Wait — let’s check carefully.
From diagram:
- −1 → −1 (only one)
- 0 → 1 and 2 → two outputs for same input
- 2 → 3 and 4 → again, two outputs
So input 0 has two outputs, and input 2 has two outputs.
✘ Answer: NOT a function
---
#6: Graph (Grid with points)
Points shown: (−2, 1), (−1, 2), (0, 3), (1, 4), (2, 5)
- These form a straight line.
- All x-values are distinct.
- Vertical line test passes.
✔ Answer: FUNCTION
---
#7: Table
```
x | y
1 | 1
2 | 2
3 | 4
3 | 4
```
- x = 3 appears twice, but both times y = 4 → same output.
- So even though it repeats, it's still one output per input.
- The definition allows multiple entries as long as the mapping is consistent.
✔ Answer: FUNCTION
(Note: Duplicate rows are okay if they represent same input-output pair.)
---
#8: Set of ordered pairs
{(1,1), (1,2), (2,1), (2,2)}
- Input 1 → outputs 1 and 2 → two outputs
- Input 2 → outputs 1 and 2 → two outputs
So multiple outputs for same input → violates function rule.
✘ Answer: NOT a function
---
#9: Mapping Diagram
Input: 1, 2, 5
Output: 2, 3, 5
Arrows:
- 1 → 2
- 2 → 3
- 5 → 5
Each input has exactly one output.
✔ Answer: FUNCTION
---
#10: Set of ordered pairs
{(4, −2), (4, −1), (1, 1), (4, 2)}
- Input 4 appears three times: outputs −2, −1, 2 → multiple outputs for x=4
- So one input → multiple outputs
✘ Answer: NOT a function
---
#11: Table
```
x | y
0 | 2
−1 | 1
−2 | 3
0 | −2
2 | −4
```
- x = 0 appears twice: first with y=2, then y=−2
- So input 0 has two different outputs → not a function
✘ Answer: NOT a function
---
#12: Graph (Wavy Curve)
Looks like a sine wave or oscillating curve.

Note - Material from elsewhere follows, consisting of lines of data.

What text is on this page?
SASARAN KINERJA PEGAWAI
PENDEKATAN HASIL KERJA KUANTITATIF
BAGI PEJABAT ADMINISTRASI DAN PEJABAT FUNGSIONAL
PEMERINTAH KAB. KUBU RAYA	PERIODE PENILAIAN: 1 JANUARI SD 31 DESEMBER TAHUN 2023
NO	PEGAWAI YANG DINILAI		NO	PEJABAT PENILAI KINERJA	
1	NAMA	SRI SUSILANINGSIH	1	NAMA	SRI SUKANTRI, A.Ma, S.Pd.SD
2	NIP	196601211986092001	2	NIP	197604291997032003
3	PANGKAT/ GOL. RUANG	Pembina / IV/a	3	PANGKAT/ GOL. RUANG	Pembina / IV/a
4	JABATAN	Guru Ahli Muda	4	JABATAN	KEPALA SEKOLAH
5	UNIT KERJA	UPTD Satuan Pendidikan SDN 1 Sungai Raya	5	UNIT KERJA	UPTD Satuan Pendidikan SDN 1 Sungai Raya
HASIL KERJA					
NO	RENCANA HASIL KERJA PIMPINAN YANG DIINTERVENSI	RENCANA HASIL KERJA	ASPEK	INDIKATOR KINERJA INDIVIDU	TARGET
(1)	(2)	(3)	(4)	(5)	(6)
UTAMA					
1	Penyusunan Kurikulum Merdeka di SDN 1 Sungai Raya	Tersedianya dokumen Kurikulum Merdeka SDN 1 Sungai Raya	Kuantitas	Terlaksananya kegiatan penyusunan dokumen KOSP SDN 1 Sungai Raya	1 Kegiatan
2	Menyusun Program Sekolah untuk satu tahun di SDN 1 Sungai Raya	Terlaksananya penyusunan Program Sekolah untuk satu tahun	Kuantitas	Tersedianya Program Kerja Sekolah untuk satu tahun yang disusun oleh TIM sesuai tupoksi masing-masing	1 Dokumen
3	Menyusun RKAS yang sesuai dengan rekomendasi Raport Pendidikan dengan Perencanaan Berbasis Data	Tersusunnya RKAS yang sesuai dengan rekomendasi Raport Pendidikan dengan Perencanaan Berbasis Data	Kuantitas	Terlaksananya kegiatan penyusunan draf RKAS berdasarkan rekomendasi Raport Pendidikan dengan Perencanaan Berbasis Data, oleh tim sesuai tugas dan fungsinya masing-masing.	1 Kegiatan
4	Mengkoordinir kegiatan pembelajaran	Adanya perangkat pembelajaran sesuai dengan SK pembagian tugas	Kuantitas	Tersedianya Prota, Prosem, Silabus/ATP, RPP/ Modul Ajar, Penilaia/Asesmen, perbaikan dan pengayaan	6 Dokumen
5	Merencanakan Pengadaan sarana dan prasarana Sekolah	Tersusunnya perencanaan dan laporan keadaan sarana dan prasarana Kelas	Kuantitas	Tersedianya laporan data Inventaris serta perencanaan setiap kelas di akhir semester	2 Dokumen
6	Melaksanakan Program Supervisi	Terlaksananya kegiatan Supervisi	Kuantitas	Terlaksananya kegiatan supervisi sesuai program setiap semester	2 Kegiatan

- Use vertical line test: Draw a vertical line anywhere — it will cross the graph at multiple points (e.g., multiple y-values for same x).
→ So fails vertical line test
✘ Answer: NOT a function
---
✔ Final Answers Summary:
| # | Is it a Function? |
|---|-------------------|
| 1 | ✘ No |
| 2 | ✔ Yes |
| 3 | ✔ Yes |
| 4 | ✔ Yes |
| 5 | ✘ No |
| 6 | ✔ Yes |
| 7 | ✔ Yes |
| 8 | ✘ No |
| 9 | ✔ Yes |
|10 | ✘ No |
|11 | ✘ No |
|12 | ✘ No |
---
🔍 Key Takeaways:
- Function: Each input has only one output.
- Not a function: If any input has more than one output.
- For graphs, use the vertical line test.
- For tables/mappings, check for duplicate inputs with different outputs.
Let me know if you'd like this formatted as a printable answer sheet!
Parent Tip: Review the logic above to help your child master the concept of function or not a function worksheet with answers.